Part of paying yourself is protecting your and your family’s assets. Separate them from your business assets so that, in the case of a lawsuit for example, your personal assets would still be okay. Work with a lawyer to choose the best legal entity for your business, even if you’re not bringing in major revenue (yet). “You want to make sure that you are running your business at a minimum as an LLC,” explained Inks. She cautioned our audience to be wary of CPAs that try to steer you away from creating an LLC or other entity.
SET A BUDGET.
It sounds obvious but a lot of business owners skip this crucial step. “I will say probably over 50% of business owners that I work with don’t have a written budget,” said Inks. Having a clear budget helps you understand where you may be able to save money. Inks explained that creating a budget with her clients has also helped them understand their prices aren’t high enough. “Once they realize, ‘here’s how much it takes to run my business’ [they know why they] can’t be the local low price provider in the area,” she explained.

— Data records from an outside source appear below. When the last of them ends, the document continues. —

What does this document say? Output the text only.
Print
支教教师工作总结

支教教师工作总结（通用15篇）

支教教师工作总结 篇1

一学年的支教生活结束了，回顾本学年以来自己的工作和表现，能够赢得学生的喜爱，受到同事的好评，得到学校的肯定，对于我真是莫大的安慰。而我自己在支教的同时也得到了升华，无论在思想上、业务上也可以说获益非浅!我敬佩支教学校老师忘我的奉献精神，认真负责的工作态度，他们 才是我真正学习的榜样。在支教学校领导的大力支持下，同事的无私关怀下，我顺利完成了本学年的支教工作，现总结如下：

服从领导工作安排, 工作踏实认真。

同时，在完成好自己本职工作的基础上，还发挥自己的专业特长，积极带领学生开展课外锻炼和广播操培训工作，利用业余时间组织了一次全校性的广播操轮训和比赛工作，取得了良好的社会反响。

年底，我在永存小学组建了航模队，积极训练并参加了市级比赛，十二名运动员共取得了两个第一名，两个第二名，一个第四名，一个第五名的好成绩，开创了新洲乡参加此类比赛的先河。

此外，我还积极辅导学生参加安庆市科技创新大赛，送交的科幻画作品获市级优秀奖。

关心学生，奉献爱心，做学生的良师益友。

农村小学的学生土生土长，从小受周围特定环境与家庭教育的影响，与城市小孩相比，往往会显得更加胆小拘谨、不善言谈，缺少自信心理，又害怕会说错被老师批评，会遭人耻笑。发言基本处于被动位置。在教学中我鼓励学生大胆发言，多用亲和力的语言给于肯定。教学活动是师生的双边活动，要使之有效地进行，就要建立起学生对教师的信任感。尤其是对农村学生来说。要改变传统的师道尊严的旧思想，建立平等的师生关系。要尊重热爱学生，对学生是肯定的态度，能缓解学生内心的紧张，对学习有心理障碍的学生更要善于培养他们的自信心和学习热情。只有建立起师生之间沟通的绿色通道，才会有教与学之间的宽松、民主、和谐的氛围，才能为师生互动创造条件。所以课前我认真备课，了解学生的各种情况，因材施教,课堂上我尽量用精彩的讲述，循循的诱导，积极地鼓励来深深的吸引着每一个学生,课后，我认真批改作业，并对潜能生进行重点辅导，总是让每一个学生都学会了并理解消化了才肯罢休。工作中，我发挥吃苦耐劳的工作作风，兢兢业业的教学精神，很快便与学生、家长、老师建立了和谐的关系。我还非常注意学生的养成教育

MAKE SURE THE PRICE IS RIGHT.
Your business is not a big-box store, so don’t attempt to compete with those prices. Calculate how much it costs to create your product and perform your key operations, and then make sure your prices can cover that output.
This is also the time to start thinking about discounts. “If you were to offer discounts in the future, you need to make sure that you’re still profitable.” However, be careful with leaning on discounts to attract customers. Too many sales train customers to wait for your lower prices.
GET HELP.
Trying to do it all yourself doesn’t always equal savings in the long run. “Sometimes, trying to do it all will actually cost you,” Inks advised. “[It will] either cost you time and money or cost you quality of customer service.”

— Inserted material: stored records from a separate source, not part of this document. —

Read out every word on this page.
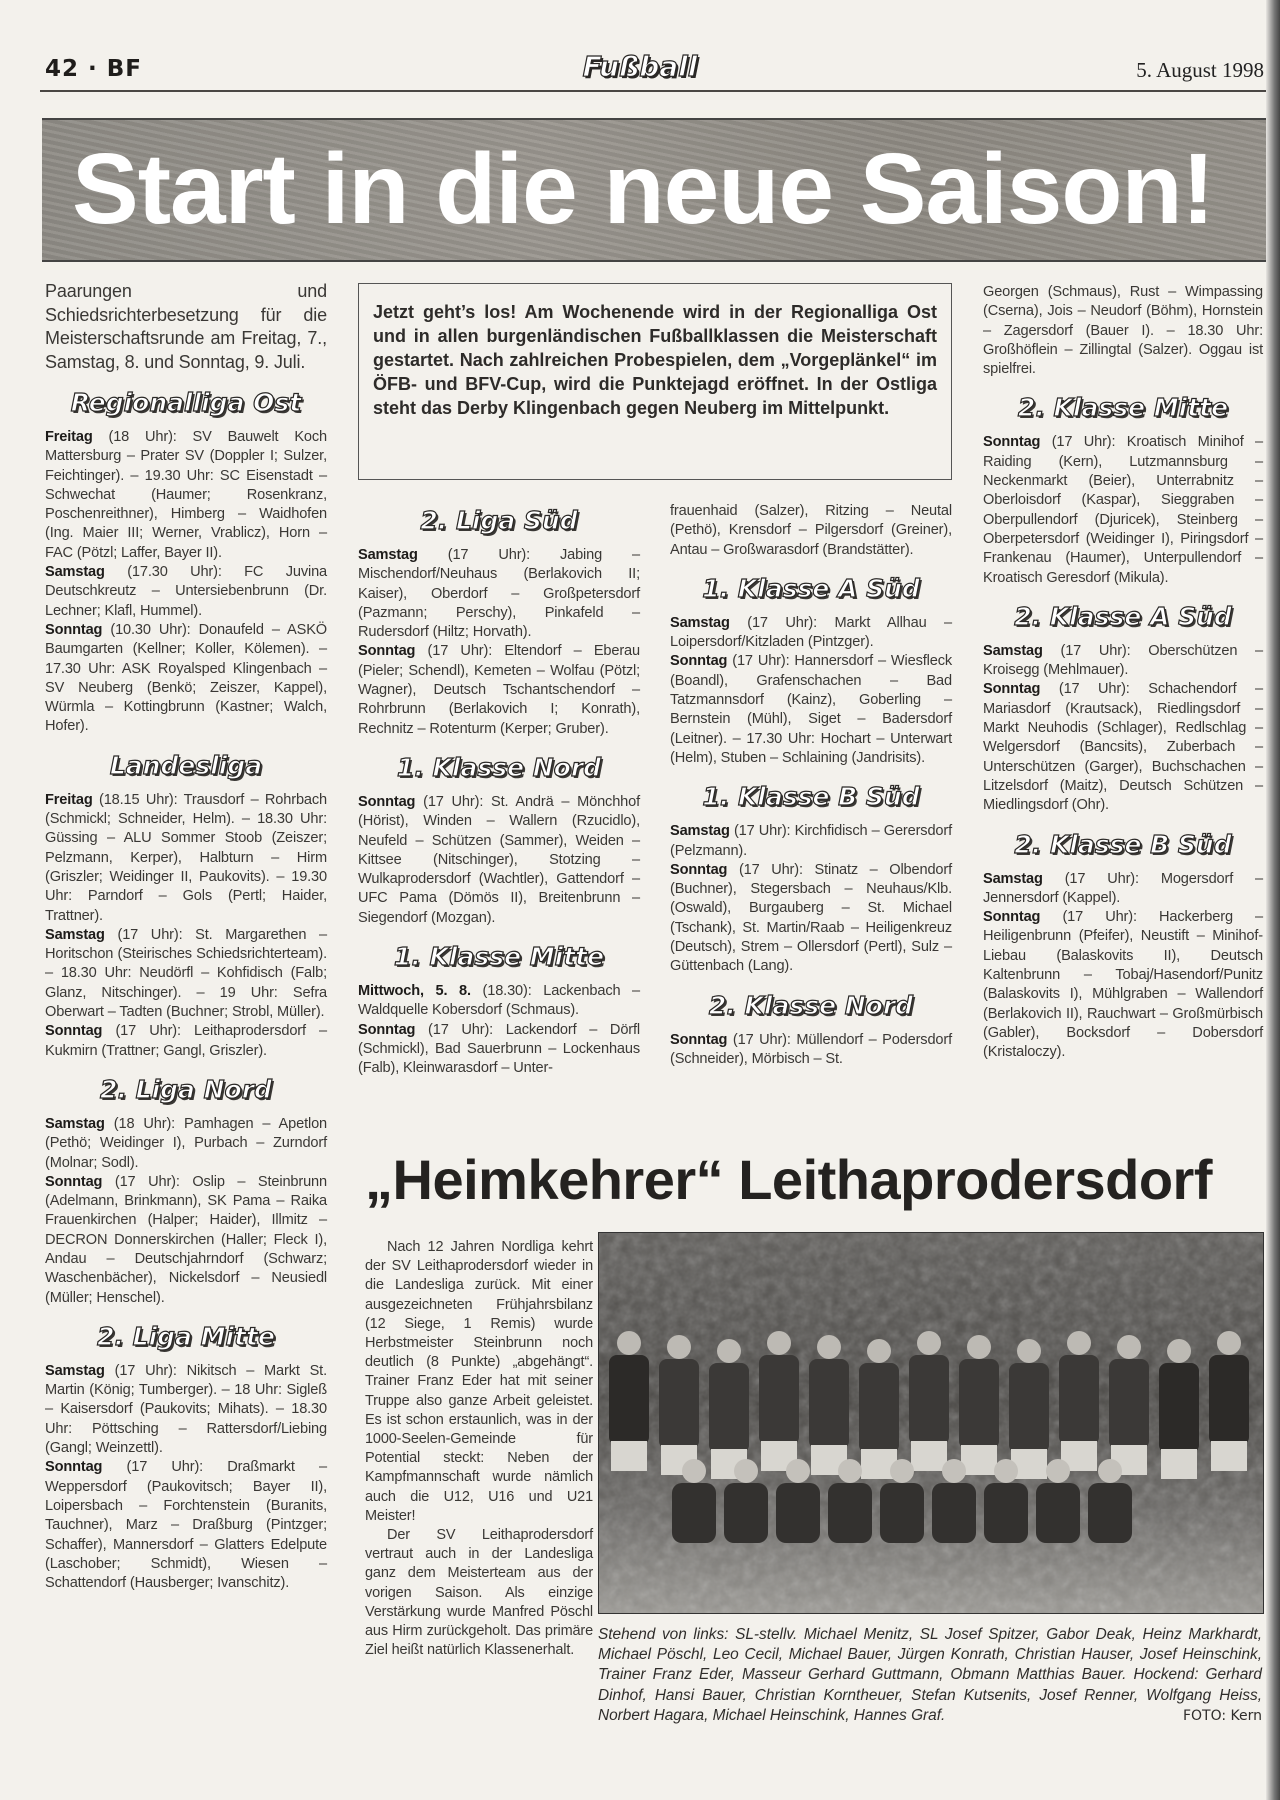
42 · BF	Fußball	5. August 1998
Start in die neue Saison!
Jetzt geht’s los! Am Wochenende wird in der Regionalliga Ost und in allen burgenländischen Fußballklassen die Meisterschaft gestartet. Nach zahlreichen Probespielen, dem „Vorgeplänkel“ im ÖFB- und BFV-Cup, wird die Punktejagd eröffnet. In der Ostliga steht das Derby Klingenbach gegen Neuberg im Mittelpunkt.

Paarungen und Schiedsrichterbesetzung für die Meisterschaftsrunde am Freitag, 7., Samstag, 8. und Sonntag, 9. Juli.

Regionalliga Ost

Freitag (18 Uhr): SV Bauwelt Koch Mattersburg – Prater SV (Doppler I; Sulzer, Feichtinger). – 19.30 Uhr: SC Eisenstadt – Schwechat (Haumer; Rosenkranz, Poschenreithner), Himberg – Waidhofen (Ing. Maier III; Werner, Vrablicz), Horn – FAC (Pötzl; Laffer, Bayer II).

Samstag (17.30 Uhr): FC Juvina Deutschkreutz – Untersiebenbrunn (Dr. Lechner; Klafl, Hummel).

Sonntag (10.30 Uhr): Donaufeld – ASKÖ Baumgarten (Kellner; Koller, Kölemen). – 17.30 Uhr: ASK Royalsped Klingenbach – SV Neuberg (Benkö; Zeiszer, Kappel), Würmla – Kottingbrunn (Kastner; Walch, Hofer).

Landesliga

Freitag (18.15 Uhr): Trausdorf – Rohrbach (Schmickl; Schneider, Helm). – 18.30 Uhr: Güssing – ALU Sommer Stoob (Zeiszer; Pelzmann, Kerper), Halbturn – Hirm (Griszler; Weidinger II, Paukovits). – 19.30 Uhr: Parndorf – Gols (Pertl; Haider, Trattner).

Samstag (17 Uhr): St. Margarethen – Horitschon (Steirisches Schiedsrichterteam). – 18.30 Uhr: Neudörfl – Kohfidisch (Falb; Glanz, Nitschinger). – 19 Uhr: Sefra Oberwart – Tadten (Buchner; Strobl, Müller).

Sonntag (17 Uhr): Leithaprodersdorf – Kukmirn (Trattner; Gangl, Griszler).

2. Liga Nord

Samstag (18 Uhr): Pamhagen – Apetlon (Pethö; Weidinger I), Purbach – Zurndorf (Molnar; Sodl).

Sonntag (17 Uhr): Oslip – Steinbrunn (Adelmann, Brinkmann), SK Pama – Raika Frauenkirchen (Halper; Haider), Illmitz – DECRON Donnerskirchen (Haller; Fleck I), Andau – Deutschjahrndorf (Schwarz; Waschenbächer), Nickelsdorf – Neusiedl (Müller; Henschel).

2. Liga Mitte

Samstag (17 Uhr): Nikitsch – Markt St. Martin (König; Tumberger). – 18 Uhr: Sigleß – Kaisersdorf (Paukovits; Mihats). – 18.30 Uhr: Pöttsching – Rattersdorf/Liebing (Gangl; Weinzettl).

Sonntag (17 Uhr): Draßmarkt – Weppersdorf (Paukovitsch; Bayer II), Loipersbach – Forchtenstein (Buranits, Tauchner), Marz – Draßburg (Pintzger; Schaffer), Mannersdorf – Glatters Edelpute (Laschober; Schmidt), Wiesen – Schattendorf (Hausberger; Ivanschitz).

2. Liga Süd

Samstag (17 Uhr): Jabing – Mischendorf/Neuhaus (Berlakovich II; Kaiser), Oberdorf – Großpetersdorf (Pazmann; Perschy), Pinkafeld – Rudersdorf (Hiltz; Horvath).

Sonntag (17 Uhr): Eltendorf – Eberau (Pieler; Schendl), Kemeten – Wolfau (Pötzl; Wagner), Deutsch Tschantschendorf – Rohrbrunn (Berlakovich I; Konrath), Rechnitz – Rotenturm (Kerper; Gruber).

1. Klasse Nord

Sonntag (17 Uhr): St. Andrä – Mönchhof (Hörist), Winden – Wallern (Rzucidlo), Neufeld – Schützen (Sammer), Weiden – Kittsee (Nitschinger), Stotzing – Wulkaprodersdorf (Wachtler), Gattendorf – UFC Pama (Dömös II), Breitenbrunn – Siegendorf (Mozgan).

1. Klasse Mitte

Mittwoch, 5. 8. (18.30): Lackenbach – Waldquelle Kobersdorf (Schmaus).

Sonntag (17 Uhr): Lackendorf – Dörfl (Schmickl), Bad Sauerbrunn – Lockenhaus (Falb), Kleinwarasdorf – Unter-

frauenhaid (Salzer), Ritzing – Neutal (Pethö), Krensdorf – Pilgersdorf (Greiner), Antau – Großwarasdorf (Brandstätter).

1. Klasse A Süd

Samstag (17 Uhr): Markt Allhau – Loipersdorf/Kitzladen (Pintzger).

Sonntag (17 Uhr): Hannersdorf – Wiesfleck (Boandl), Grafenschachen – Bad Tatzmannsdorf (Kainz), Goberling – Bernstein (Mühl), Siget – Badersdorf (Leitner). – 17.30 Uhr: Hochart – Unterwart (Helm), Stuben – Schlaining (Jandrisits).

1. Klasse B Süd

Samstag (17 Uhr): Kirchfidisch – Gerersdorf (Pelzmann).

Sonntag (17 Uhr): Stinatz – Olbendorf (Buchner), Stegersbach – Neuhaus/Klb. (Oswald), Burgauberg – St. Michael (Tschank), St. Martin/Raab – Heiligenkreuz (Deutsch), Strem – Ollersdorf (Pertl), Sulz – Güttenbach (Lang).

2. Klasse Nord

Sonntag (17 Uhr): Müllendorf – Podersdorf (Schneider), Mörbisch – St.

Georgen (Schmaus), Rust – Wimpassing (Cserna), Jois – Neudorf (Böhm), Hornstein – Zagersdorf (Bauer I). – 18.30 Uhr: Großhöflein – Zillingtal (Salzer). Oggau ist spielfrei.

2. Klasse Mitte

Sonntag (17 Uhr): Kroatisch Minihof – Raiding (Kern), Lutzmannsburg – Neckenmarkt (Beier), Unterrabnitz – Oberloisdorf (Kaspar), Sieggraben – Oberpullendorf (Djuricek), Steinberg – Oberpetersdorf (Weidinger I), Piringsdorf – Frankenau (Haumer), Unterpullendorf – Kroatisch Geresdorf (Mikula).

2. Klasse A Süd

Samstag (17 Uhr): Oberschützen – Kroisegg (Mehlmauer).

Sonntag (17 Uhr): Schachendorf – Mariasdorf (Krautsack), Riedlingsdorf – Markt Neuhodis (Schlager), Redlschlag – Welgersdorf (Bancsits), Zuberbach – Unterschützen (Garger), Buchschachen – Litzelsdorf (Maitz), Deutsch Schützen – Miedlingsdorf (Ohr).

2. Klasse B Süd

Samstag (17 Uhr): Mogersdorf – Jennersdorf (Kappel).

Sonntag (17 Uhr): Hackerberg – Heiligenbrunn (Pfeifer), Neustift – Minihof-Liebau (Balaskovits II), Deutsch Kaltenbrunn – Tobaj/Hasendorf/Punitz (Balaskovits I), Mühlgraben – Wallendorf (Berlakovich II), Rauchwart – Großmürbisch (Gabler), Bocksdorf – Dobersdorf (Kristaloczy).

„Heimkehrer“ Leithaprodersdorf

Nach 12 Jahren Nordliga kehrt der SV Leithaprodersdorf wieder in die Landesliga zurück. Mit einer ausgezeichneten Frühjahrsbilanz (12 Siege, 1 Remis) wurde Herbstmeister Steinbrunn noch deutlich (8 Punkte) „abgehängt“. Trainer Franz Eder hat mit seiner Truppe also ganze Arbeit geleistet. Es ist schon erstaunlich, was in der 1000-Seelen-Gemeinde für Potential steckt: Neben der Kampfmannschaft wurde nämlich auch die U12, U16 und U21 Meister!

Der SV Leithaprodersdorf vertraut auch in der Landesliga ganz dem Meisterteam aus der vorigen Saison. Als einzige Verstärkung wurde Manfred Pöschl aus Hirm zurückgeholt. Das primäre Ziel heißt natürlich Klassenerhalt.

Stehend von links: SL-stellv. Michael Menitz, SL Josef Spitzer, Gabor Deak, Heinz Markhardt, Michael Pöschl, Leo Cecil, Michael Bauer, Jürgen Konrath, Christian Hauser, Josef Heinschink, Trainer Franz Eder, Masseur Gerhard Guttmann, Obmann Matthias Bauer. Hockend: Gerhard Dinhof, Hansi Bauer, Christian Korntheuer, Stefan Kutsenits, Josef Renner, Wolfgang Heiss, Norbert Hagara, Michael Heinschink, Hannes Graf.	FOTO: Kern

Help doesn’t always mean taking on a new employee. Founders should also invest in systems that can help them get things done more quickly or easily.
CAST YOUR (CASH) SAFETY NET.
Create a cash cushion so that you can pay your owner’s draw and other expenses, even during leaner times. How much should a small business set aside? “I would recommend at least one to three months, especially if you have retail space,” said Inks. Having that much cash on hand, especially as a new company, can be daunting, but Inks says there’s nothing wrong with starting small. “Even if it’s $10 a month, just open up a savings account and start moving money there with the small goal of building up to $1,000.”

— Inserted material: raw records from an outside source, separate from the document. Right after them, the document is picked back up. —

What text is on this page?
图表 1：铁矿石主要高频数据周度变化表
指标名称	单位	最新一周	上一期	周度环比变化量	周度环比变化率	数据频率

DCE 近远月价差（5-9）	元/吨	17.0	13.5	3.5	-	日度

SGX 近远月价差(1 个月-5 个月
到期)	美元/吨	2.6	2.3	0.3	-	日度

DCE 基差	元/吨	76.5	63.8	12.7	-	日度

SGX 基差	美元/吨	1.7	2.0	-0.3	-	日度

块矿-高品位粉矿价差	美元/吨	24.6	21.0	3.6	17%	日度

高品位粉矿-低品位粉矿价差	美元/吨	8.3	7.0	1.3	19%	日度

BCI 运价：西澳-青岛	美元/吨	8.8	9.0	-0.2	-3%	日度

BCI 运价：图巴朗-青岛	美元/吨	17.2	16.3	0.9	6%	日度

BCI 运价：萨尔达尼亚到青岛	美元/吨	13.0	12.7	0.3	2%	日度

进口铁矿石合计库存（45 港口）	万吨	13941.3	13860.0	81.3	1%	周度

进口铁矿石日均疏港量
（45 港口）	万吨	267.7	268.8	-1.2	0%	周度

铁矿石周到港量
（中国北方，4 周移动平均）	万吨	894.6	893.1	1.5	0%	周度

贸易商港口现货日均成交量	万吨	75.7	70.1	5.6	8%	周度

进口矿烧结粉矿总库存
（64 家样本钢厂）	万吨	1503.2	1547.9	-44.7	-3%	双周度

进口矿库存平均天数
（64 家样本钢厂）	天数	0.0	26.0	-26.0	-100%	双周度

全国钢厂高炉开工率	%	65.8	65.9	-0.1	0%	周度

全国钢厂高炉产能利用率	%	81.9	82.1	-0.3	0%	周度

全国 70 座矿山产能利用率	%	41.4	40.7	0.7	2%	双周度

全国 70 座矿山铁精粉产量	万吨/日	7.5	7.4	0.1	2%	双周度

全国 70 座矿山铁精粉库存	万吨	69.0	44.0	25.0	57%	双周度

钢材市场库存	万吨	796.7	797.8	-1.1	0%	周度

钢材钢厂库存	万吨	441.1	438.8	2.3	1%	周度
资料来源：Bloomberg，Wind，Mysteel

STREAMLINE AND SPEED UP THE INVOICING PROCESS.
Chasing down clients for invoices is a terrible use of a founder’s time. A smart way to make sure cash is coming in for all the work you do is to incentivize clients to pay ahead of time.
When it comes to submitting the invoices themselves, Inks said every business owner should do it digitally (she often recommends Freshbooks to clients). These systems make it easy to see outstanding invoices and can easily generate a profit and loss statement. Another key benefit? “You can automatically add late fees or automatic reminders.”
JUST DO IT–SERIOUSLY.
Make the commitment to pay yourself and stick to it. Again, even small amounts can make a difference. “I would make sure that you are finding a way to pay yourself, even if it’s just $10 a month.”
Ideally, however, you’d be able to pay yourself more than that. You can either decide on a set amount to pay yourself or take your pay based on the previous month’s profits. Inks recommended the following breakdown:
20% owner’s draw
20% taxes
40% operating cost
20% long-term expenses or investing
Entrepreneurs give everything to their businesses, but their businesses should be able to give them something in return. Inks asked our community to consider, “What do you need from the business to be able to run your personal life?”